Une étude alarmante publiée en avril 2026 par Générations Futures et UFC-Que Choisir révèle la présence presque généralisée d’acide trifluoroacétique (TFA) dans l’eau du robinet de 89 communes françaises. Ce composé, qui fait partie des PFAS, apparaît dans 92 % des échantillons analysés, laissant planer une vraie question sanitaire.
Ce qu’il faut savoir sur le TFA
L’acide trifluoroacétique, ou TFA, est un PFAS à chaîne courte, réputé pour sa petite taille et sa grande mobilité. Ces caractéristiques font que le TFA passe difficilement à travers les traitements d’eau classiques, comme le charbon actif et la filtration membrane. Alors que certains PFAS peuvent être retirés à hauteur de 40 %, les filtres à charbon actif n’éliminent que 10 à 20 % du TFA.
Ce polluant est souvent généré à partir de sources dispersées. Le principal responsable semble être les réfrigérants fluorés, appelés F-gaz. Par ailleurs, le flufénacet, un herbicide suspecté d’être un perturbateur endocrinien, se dégrade en TFA dans l’environnement, ce qui en fait un contributeur notable à cette contamination. Son usage en France a fortement augmenté, passant de moins de 100 tonnes en 2008 à 911 tonnes en 2022.
Les solutions à la maison : efficacité variable
Face à cette contamination, beaucoup de ménages se tournent vers des filtres domestiques, mais les techniques de traitement disponibles ne parviennent pas à éliminer efficacement ce polluant. Les carafes filtrantes laissent passer 80 à 90 % du TFA. À l’exception de l’osmose inverse, les autres technologies domestiques ne parviennent pas à éliminer efficacement ce polluant.
L’osmose inverse peut enlever jusqu’à 99 % des PFAS, mais elle a un coût (entre 300 et 1 000 €) et un bilan écologique défavorable en raison d’une forte consommation d’eau. De plus, l’eau traitée par osmose inverse doit ensuite être reminéralisée, ce qui souligne ses limites pratiques.

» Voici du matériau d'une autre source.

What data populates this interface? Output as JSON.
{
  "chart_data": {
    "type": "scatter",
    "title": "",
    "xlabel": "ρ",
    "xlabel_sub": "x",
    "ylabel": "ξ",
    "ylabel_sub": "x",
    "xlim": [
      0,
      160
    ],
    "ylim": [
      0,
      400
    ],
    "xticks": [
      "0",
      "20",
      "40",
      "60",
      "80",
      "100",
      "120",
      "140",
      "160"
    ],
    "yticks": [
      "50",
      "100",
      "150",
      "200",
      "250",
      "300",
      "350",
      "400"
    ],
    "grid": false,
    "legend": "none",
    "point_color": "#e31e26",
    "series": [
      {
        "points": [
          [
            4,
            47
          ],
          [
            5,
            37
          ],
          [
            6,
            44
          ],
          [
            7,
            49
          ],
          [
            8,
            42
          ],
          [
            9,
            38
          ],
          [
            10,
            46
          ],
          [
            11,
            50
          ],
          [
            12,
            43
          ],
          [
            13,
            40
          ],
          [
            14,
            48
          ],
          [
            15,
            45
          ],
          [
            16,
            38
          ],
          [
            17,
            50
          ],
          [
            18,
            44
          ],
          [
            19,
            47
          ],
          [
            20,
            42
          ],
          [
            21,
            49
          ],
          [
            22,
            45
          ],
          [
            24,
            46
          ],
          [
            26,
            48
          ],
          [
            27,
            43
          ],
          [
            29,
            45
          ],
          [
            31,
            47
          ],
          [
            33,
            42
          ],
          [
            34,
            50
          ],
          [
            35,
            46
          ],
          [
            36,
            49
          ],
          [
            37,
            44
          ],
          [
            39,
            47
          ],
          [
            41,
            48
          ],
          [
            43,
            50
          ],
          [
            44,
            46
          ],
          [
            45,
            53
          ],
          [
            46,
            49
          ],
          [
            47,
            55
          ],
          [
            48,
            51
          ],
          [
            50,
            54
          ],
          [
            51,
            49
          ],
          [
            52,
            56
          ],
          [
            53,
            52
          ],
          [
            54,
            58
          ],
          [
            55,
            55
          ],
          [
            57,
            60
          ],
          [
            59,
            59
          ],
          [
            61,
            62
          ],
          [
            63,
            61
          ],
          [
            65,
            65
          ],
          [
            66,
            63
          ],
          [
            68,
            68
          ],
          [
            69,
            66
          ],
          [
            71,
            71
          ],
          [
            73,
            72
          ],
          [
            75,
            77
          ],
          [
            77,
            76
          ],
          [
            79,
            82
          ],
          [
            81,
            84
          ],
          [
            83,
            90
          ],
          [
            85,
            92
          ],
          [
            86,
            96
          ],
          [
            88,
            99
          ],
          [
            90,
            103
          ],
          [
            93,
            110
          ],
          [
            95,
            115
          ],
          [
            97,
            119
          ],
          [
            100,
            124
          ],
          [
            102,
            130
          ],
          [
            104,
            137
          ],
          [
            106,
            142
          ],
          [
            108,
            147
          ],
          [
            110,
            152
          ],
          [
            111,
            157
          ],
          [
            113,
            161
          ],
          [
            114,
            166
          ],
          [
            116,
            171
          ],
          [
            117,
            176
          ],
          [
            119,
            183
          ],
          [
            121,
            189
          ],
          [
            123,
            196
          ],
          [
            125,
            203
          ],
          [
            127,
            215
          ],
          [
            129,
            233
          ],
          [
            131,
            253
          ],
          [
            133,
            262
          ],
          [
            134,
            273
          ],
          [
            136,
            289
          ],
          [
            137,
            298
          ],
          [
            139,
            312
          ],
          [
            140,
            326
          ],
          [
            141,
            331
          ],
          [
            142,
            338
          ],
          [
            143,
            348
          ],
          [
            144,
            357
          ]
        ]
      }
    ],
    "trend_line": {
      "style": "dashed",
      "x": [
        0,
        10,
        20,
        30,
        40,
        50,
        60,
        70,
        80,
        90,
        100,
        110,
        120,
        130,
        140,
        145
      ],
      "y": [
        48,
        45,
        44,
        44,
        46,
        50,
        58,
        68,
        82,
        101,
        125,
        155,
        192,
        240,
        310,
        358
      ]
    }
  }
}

Ce que ça peut faire à la santé
Les effets de l’exposition au TFA sur la santé restent préoccupants, avec une exposition significative observée dans plusieurs études. Des études récentes montrent des conséquences sur la reproduction, la thyroïde, le foie, le système immunitaire et la qualité du sperme. Ces effets sont observés à des concentrations retrouvées dans certaines analyses d’eau : à Paris, par exemple, le 10e arrondissement a affiché des niveaux de 6 200 ng/L, soit 62 fois le seuil de qualité pour les pesticides fixé à 100 ng/L.